Habib also engages with recent gay historiography in the West and challenges institutionalized constructionist notions of sexuality.
Increasingly in mainstream discourse and rhetoric, there only seems to be one very serious and conservative face to Islam, Muslim communities, and their governments. Mainstream modern Islamic hermeneutics condemn homosexual orientations, sometimes with punishments as severe as death. Nevertheless, there were also instances in Muslim history, culture, and society where religiosity was playful not punitive, where the sexual body was inscribed with markers of pleasure not those of perdition.
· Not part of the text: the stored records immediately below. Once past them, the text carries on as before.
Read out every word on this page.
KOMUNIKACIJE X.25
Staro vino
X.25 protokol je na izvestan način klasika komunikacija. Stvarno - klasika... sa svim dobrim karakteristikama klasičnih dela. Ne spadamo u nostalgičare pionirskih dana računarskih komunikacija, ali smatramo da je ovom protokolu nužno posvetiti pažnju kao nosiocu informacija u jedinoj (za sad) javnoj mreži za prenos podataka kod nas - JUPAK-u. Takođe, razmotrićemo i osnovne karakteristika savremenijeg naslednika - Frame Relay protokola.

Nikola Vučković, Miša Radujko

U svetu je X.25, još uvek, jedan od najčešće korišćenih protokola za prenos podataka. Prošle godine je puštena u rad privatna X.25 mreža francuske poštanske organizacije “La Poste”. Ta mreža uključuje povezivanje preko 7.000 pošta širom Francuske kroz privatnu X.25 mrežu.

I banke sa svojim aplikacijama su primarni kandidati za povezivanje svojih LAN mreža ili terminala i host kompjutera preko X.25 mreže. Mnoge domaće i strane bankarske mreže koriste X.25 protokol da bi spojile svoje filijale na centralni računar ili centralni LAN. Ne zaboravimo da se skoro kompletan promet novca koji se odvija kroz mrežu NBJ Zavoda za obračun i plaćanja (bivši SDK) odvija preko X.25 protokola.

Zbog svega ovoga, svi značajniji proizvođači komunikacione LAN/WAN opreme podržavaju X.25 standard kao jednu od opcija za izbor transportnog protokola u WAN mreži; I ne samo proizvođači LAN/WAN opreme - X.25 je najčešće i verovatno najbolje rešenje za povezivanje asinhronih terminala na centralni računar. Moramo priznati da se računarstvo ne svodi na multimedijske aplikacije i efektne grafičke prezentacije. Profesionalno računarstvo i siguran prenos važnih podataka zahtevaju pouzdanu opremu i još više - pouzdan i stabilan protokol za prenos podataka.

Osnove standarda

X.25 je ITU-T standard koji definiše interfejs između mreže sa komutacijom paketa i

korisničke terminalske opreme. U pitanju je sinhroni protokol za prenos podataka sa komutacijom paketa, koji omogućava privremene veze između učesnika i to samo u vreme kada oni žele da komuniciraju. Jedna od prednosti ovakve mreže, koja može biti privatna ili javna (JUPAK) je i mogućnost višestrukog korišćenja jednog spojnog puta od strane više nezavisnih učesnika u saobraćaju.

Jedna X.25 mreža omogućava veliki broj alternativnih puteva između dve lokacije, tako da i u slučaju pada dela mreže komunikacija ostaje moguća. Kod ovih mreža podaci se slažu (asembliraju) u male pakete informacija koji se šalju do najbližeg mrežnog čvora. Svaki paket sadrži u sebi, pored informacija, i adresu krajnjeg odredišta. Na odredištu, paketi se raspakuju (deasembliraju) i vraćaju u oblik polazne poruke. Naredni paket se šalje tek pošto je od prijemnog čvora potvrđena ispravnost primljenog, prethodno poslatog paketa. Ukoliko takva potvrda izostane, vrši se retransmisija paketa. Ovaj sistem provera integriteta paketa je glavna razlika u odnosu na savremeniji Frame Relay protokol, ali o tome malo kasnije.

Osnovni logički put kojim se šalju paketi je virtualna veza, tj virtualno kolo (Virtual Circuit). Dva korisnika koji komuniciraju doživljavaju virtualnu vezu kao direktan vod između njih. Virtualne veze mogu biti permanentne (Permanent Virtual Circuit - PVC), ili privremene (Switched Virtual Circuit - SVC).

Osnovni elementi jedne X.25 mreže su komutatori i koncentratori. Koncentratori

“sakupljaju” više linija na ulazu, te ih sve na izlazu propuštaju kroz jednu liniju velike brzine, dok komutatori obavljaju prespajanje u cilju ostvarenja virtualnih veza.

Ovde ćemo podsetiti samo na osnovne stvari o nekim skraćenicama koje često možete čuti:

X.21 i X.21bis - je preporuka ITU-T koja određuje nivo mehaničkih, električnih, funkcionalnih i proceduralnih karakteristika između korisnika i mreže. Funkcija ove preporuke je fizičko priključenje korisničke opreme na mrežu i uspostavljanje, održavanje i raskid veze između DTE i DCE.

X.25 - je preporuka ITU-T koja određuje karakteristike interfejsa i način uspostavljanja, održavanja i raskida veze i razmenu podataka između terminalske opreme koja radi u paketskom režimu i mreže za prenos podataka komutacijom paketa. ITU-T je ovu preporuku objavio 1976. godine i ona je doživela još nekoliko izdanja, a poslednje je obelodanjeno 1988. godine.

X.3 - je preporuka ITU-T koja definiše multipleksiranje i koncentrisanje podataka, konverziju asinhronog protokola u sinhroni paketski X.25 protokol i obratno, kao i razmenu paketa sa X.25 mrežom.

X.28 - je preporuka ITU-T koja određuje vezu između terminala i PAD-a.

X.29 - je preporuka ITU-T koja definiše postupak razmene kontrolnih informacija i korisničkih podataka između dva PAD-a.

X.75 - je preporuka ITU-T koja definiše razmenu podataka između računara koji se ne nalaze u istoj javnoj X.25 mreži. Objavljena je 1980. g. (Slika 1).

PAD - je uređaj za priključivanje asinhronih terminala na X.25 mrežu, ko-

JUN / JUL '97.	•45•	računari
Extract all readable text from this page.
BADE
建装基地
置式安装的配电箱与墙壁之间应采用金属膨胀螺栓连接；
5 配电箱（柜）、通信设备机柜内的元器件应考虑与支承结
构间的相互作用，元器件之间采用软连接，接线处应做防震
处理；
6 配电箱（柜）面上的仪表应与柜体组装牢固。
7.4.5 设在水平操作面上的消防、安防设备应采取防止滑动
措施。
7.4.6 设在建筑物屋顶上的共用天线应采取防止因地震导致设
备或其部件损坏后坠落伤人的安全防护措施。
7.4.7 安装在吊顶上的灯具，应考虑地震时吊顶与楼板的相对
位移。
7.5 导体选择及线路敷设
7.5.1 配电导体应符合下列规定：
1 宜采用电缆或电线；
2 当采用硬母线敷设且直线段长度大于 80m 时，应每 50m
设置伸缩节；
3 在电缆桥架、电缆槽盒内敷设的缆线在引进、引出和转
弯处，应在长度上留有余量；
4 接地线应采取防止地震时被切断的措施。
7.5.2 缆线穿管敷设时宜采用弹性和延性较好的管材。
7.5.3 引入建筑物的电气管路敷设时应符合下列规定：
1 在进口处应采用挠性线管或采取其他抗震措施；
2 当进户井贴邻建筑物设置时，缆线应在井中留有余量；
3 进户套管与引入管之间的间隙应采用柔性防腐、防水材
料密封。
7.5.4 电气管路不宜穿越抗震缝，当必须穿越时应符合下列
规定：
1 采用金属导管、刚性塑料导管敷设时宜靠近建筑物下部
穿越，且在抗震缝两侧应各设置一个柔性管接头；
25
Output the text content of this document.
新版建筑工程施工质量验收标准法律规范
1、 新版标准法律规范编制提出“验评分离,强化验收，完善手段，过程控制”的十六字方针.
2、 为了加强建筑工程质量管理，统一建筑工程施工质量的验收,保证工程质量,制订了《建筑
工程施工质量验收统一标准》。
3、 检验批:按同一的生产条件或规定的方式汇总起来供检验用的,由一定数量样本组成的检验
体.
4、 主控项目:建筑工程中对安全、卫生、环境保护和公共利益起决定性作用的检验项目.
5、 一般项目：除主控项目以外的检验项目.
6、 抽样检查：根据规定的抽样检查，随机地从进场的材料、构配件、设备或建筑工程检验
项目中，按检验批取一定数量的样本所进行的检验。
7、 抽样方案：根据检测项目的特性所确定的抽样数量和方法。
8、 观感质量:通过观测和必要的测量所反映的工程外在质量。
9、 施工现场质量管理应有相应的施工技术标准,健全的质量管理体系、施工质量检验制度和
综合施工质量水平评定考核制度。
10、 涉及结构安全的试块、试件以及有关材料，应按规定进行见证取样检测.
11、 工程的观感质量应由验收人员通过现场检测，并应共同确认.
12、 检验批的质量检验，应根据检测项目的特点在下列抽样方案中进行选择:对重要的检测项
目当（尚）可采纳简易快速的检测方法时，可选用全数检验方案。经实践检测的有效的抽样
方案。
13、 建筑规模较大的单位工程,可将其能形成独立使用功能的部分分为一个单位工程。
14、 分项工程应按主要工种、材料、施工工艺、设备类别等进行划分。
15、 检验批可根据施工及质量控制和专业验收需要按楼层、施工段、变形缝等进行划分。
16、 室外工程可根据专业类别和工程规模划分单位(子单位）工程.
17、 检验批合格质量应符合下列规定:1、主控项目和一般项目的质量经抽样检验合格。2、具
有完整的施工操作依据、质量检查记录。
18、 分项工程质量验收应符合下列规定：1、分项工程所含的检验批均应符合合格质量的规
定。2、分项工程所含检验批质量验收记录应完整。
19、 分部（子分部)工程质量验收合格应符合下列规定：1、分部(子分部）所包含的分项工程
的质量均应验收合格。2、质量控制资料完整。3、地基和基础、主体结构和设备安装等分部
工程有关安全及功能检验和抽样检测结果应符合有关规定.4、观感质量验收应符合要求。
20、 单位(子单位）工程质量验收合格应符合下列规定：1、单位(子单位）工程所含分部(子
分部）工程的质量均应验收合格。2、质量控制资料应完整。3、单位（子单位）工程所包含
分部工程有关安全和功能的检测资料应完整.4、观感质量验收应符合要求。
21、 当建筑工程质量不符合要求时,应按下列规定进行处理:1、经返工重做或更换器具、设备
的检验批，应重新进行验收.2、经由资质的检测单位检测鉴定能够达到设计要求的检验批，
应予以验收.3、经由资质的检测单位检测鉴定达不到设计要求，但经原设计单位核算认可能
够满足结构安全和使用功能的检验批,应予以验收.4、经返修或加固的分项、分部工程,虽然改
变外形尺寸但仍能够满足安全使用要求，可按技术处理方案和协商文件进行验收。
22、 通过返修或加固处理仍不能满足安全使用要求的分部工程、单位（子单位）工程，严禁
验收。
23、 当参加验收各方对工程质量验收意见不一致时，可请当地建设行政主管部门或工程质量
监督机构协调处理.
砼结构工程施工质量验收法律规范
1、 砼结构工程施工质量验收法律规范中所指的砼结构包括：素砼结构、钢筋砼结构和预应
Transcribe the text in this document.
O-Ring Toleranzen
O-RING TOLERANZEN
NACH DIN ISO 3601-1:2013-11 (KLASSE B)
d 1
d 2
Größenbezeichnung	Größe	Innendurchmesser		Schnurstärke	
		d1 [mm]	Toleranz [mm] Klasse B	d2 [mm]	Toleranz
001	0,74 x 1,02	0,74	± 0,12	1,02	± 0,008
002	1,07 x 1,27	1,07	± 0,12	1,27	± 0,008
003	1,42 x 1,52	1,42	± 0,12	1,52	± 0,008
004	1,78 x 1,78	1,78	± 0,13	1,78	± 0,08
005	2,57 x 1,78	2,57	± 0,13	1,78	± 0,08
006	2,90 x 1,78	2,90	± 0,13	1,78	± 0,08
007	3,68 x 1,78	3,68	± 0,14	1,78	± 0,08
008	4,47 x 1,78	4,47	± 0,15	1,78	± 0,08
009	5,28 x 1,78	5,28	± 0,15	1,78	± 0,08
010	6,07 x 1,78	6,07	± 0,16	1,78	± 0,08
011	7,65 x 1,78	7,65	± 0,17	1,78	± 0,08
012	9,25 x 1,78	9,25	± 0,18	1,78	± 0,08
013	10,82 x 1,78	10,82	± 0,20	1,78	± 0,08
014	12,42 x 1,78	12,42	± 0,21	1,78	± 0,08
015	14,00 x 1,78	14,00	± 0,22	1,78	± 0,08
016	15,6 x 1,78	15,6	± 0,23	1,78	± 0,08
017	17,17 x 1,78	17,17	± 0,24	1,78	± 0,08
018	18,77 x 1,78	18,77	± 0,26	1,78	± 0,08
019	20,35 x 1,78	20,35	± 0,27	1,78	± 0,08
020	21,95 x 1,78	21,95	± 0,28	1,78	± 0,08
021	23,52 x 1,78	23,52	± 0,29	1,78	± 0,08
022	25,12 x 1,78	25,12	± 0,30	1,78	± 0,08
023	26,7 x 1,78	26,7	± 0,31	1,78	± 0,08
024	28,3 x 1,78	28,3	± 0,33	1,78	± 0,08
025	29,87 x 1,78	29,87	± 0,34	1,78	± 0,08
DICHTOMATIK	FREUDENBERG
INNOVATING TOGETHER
Exploring instances within the Arabian Islamic Empire that negate impressions about Muslim cultures as eternally monolithic, conservative, and orthodox, we can come to a better and more nuanced understanding of the complexities of former and contemporary Muslim civilizations. The question of gay and lesbian human rights in the Muslim world is a topical and pressing one, and the need now for alternative ways of approaching Islam in the modern world is more important than ever. The answers to today's modern crisis in human rights for LGBTIQ people lies in looking at the past and highlighting elements that can assist in the creation of a more equitable future. This publication discovers and brings to the English reader an array of surviving texts penned by Muslim scholars discussing female samesex desire. From the tolerant days of the Abbasid caliphate to the celebratory text of Yusuf Tifashi in the thirteenth century and onwards toward growing strictures and greater intolerance, Arabo-Islamic Texts reveals a dynamic and lively discourse on sexuality in the Arabo-Islamic empire. The English translation of a lecture delivered in Arabic in Haifa by Samar Habib is also included in this book.